Since we were using InstanceProfileCredentialsProvider, and this provider retrieves credentials by doing a network call to Amazon EC2 Instance Metadata Service (IMDS). The credential provider keeps these credentials cached but when they expire, it makes a network call to IMDS, and due to this network call sometimes it is common to experience the latency. If the call to IMDS fails then it falls back to cached credentials, but since there is no option to configure timeout on IMDS call there was no way to avoid this latency.
The Solution
When we make a GETITEM request, DynamoDB client uses DefaultAWSCredentialsProviderChain to fetch the credentials and when credentials are near expiration it makes a network call to IMDS. This was the main reason of latency spikes in our API. To avoid this network call, we implemented a custom AWS Credential Provider :
@Slf4j
@Service
public class AwsCustomCredentialsProvider implements AWSCredentialsProvider {
private static final AWSCredentialsProvider awsCredentialsProvider = new DefaultAWSCredentialsProviderChain();
private static final AtomicReference<AWSCredentials> cachedAwsCredentials = new AtomicReference<>();
@Override
public AWSCredentials getCredentials() {
return cachedAwsCredentials.get() != null ? cachedAwsCredentials.get() : fetchAndUpdateCredentials();
}
@Override
public void refresh() {
fetchAndUpdateCredentials();
}
@Scheduled(fixedRate = 5 * 60 * 1000)
private AWSCredentials fetchAndUpdateCredentials() {
long start = System.currentTimeMillis();
log.info("Refreshing AWS Credentials....");
try {
cachedAwsCredentials.set(awsCredentialsProvider.getCredentials());
log.info("Refreshed AWS Credentials successfully in : {} ms", System.currentTimeMillis() - start);
} catch (Throwable th) {
log.error("fetchAndUpdateCredentials :: Exception occurred", th);
}
return cachedAwsCredentials.get();
}
}This custom credential provider makes the call to IMDS every 5 minutes and caches the results. This way, when Dynamo DB client always picks the credentials from cache.

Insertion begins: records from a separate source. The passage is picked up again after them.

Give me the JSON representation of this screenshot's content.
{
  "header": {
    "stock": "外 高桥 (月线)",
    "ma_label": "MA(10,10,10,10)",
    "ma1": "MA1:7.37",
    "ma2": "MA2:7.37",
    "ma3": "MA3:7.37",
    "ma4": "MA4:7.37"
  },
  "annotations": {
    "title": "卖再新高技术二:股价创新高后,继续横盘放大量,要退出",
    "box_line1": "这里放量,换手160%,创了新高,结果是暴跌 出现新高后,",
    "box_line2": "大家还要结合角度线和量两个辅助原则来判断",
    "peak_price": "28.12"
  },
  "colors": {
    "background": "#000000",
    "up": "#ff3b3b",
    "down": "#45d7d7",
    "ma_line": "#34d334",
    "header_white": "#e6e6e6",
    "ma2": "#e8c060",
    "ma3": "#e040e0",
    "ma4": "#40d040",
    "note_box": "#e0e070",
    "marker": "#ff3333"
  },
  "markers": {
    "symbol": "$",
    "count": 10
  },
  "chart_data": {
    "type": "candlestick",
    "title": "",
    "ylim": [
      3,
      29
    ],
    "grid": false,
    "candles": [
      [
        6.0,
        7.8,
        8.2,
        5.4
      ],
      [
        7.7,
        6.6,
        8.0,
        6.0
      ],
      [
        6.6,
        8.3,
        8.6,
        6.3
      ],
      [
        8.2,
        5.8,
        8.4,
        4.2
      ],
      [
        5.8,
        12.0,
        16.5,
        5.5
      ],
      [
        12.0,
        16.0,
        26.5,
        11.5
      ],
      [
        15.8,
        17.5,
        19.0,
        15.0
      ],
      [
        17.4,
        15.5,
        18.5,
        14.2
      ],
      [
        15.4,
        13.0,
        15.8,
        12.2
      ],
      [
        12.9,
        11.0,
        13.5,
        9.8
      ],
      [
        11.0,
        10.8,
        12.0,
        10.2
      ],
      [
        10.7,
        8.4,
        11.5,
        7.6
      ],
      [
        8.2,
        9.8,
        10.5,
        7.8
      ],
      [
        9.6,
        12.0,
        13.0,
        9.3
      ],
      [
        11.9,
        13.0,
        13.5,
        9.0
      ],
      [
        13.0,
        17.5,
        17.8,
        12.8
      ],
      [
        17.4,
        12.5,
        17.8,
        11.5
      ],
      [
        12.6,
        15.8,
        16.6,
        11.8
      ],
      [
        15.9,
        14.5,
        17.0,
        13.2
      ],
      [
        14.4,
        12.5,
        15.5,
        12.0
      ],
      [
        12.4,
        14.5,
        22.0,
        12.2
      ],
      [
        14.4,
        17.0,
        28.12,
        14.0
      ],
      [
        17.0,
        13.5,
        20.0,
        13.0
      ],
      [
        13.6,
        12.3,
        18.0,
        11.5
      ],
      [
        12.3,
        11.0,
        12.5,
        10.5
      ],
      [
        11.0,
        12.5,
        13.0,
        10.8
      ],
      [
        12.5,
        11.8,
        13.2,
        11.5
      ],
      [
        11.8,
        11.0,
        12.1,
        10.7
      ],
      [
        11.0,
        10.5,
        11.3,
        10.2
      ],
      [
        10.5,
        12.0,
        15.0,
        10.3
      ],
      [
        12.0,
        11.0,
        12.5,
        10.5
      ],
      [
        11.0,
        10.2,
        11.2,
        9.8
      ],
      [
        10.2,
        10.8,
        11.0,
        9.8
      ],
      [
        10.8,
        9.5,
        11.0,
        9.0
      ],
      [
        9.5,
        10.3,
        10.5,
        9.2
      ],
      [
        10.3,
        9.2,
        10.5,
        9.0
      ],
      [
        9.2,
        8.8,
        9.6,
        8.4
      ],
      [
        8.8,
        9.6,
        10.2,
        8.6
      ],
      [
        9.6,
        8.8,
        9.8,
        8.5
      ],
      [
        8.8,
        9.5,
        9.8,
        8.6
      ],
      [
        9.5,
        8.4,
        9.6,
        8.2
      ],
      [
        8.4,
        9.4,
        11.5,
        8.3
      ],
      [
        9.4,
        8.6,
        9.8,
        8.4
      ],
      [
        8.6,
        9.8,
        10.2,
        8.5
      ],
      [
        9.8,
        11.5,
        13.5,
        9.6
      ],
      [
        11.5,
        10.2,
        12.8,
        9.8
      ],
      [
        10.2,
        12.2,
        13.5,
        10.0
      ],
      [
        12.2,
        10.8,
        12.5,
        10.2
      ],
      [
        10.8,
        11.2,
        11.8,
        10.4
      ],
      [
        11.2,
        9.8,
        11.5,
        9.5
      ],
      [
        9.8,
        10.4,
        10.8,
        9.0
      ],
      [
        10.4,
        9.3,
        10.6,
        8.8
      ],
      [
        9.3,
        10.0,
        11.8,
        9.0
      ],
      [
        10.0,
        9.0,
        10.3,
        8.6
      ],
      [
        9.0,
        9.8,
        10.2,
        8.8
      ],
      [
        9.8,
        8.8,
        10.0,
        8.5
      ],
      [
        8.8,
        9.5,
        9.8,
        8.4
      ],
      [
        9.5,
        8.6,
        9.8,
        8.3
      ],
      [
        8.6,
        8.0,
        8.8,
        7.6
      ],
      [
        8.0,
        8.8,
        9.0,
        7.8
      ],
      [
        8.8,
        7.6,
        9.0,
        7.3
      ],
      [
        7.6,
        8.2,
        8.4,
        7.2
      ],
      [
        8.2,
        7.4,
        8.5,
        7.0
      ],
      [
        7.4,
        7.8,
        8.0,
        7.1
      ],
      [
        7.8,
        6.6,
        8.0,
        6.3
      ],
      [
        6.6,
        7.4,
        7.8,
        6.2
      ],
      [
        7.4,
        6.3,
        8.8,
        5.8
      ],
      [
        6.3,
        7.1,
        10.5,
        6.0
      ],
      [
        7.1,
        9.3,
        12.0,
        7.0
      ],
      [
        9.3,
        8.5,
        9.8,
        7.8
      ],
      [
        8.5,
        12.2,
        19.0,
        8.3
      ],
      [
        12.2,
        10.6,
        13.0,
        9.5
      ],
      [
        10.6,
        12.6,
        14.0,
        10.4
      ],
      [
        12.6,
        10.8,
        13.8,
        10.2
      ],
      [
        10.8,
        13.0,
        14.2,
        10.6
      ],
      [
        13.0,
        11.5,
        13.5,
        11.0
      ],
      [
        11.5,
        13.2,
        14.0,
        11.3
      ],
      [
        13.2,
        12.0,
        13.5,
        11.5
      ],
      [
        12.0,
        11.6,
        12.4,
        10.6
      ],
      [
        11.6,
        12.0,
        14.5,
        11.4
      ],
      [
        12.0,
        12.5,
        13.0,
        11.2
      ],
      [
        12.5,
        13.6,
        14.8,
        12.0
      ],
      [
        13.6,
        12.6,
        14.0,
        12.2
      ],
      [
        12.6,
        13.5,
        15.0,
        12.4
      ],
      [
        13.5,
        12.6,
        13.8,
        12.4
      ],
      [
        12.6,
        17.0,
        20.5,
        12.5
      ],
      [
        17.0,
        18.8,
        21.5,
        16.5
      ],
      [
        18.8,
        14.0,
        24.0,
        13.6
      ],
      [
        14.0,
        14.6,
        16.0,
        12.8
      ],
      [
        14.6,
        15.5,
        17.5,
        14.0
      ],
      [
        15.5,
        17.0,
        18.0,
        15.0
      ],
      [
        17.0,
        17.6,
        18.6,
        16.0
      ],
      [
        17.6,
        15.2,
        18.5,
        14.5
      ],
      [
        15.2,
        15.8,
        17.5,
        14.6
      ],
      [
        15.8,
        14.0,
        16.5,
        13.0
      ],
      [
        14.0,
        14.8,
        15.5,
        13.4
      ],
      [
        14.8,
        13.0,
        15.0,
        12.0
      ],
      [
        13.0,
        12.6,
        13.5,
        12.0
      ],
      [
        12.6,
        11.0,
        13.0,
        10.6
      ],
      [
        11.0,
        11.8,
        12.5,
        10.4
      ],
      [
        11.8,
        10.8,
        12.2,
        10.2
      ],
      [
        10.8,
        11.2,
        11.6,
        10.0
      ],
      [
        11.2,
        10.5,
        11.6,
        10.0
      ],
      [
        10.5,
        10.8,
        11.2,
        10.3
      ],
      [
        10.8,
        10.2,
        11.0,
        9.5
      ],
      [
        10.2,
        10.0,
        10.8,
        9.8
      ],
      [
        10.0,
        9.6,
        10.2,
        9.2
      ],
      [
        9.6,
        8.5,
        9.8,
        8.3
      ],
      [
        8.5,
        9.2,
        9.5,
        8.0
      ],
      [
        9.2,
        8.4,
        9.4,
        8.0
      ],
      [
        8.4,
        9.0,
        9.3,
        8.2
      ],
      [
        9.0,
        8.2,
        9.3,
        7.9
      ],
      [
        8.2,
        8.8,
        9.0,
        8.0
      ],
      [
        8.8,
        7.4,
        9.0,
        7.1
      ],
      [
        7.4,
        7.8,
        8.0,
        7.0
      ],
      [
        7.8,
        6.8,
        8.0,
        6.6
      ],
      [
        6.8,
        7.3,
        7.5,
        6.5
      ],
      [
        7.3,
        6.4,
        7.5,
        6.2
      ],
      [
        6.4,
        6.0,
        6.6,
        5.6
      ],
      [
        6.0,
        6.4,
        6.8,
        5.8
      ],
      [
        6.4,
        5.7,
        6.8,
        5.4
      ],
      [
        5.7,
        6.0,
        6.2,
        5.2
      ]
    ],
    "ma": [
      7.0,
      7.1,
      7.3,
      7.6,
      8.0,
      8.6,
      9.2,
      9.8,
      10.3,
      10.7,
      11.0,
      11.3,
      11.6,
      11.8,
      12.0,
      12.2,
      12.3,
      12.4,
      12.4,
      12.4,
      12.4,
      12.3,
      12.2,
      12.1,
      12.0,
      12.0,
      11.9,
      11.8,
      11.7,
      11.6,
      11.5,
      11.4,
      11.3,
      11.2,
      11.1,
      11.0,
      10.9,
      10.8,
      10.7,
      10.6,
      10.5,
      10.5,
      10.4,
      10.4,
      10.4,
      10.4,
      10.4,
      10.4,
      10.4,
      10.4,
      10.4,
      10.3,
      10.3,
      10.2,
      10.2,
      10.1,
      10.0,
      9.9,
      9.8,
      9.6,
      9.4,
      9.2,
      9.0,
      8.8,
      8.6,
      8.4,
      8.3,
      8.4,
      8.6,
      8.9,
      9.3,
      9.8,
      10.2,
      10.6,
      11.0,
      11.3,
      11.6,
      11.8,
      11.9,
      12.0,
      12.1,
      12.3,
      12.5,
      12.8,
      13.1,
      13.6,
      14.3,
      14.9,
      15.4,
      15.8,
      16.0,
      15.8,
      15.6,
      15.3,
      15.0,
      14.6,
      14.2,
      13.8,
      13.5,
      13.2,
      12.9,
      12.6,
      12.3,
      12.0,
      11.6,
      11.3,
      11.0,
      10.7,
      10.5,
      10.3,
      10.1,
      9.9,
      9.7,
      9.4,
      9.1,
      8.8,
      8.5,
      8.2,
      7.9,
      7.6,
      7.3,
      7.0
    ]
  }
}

We configured this provider like below :
AmazonDynamoDBClientBuilder.standard()
.withClientConfiguration(config)
.withCredentials(awsCustomCredentialsProvider)
.withMetricsCollector(dynamoMetricRequest)
.withRegion("ap-south-1")
.build();And bingo, our latency was reduced and there were no more spikes!
Conclusion
If your application is using AWS Java SDK, you should ideally configure the metrics and a custom credentials provider to reduce the response time latency of your APIs.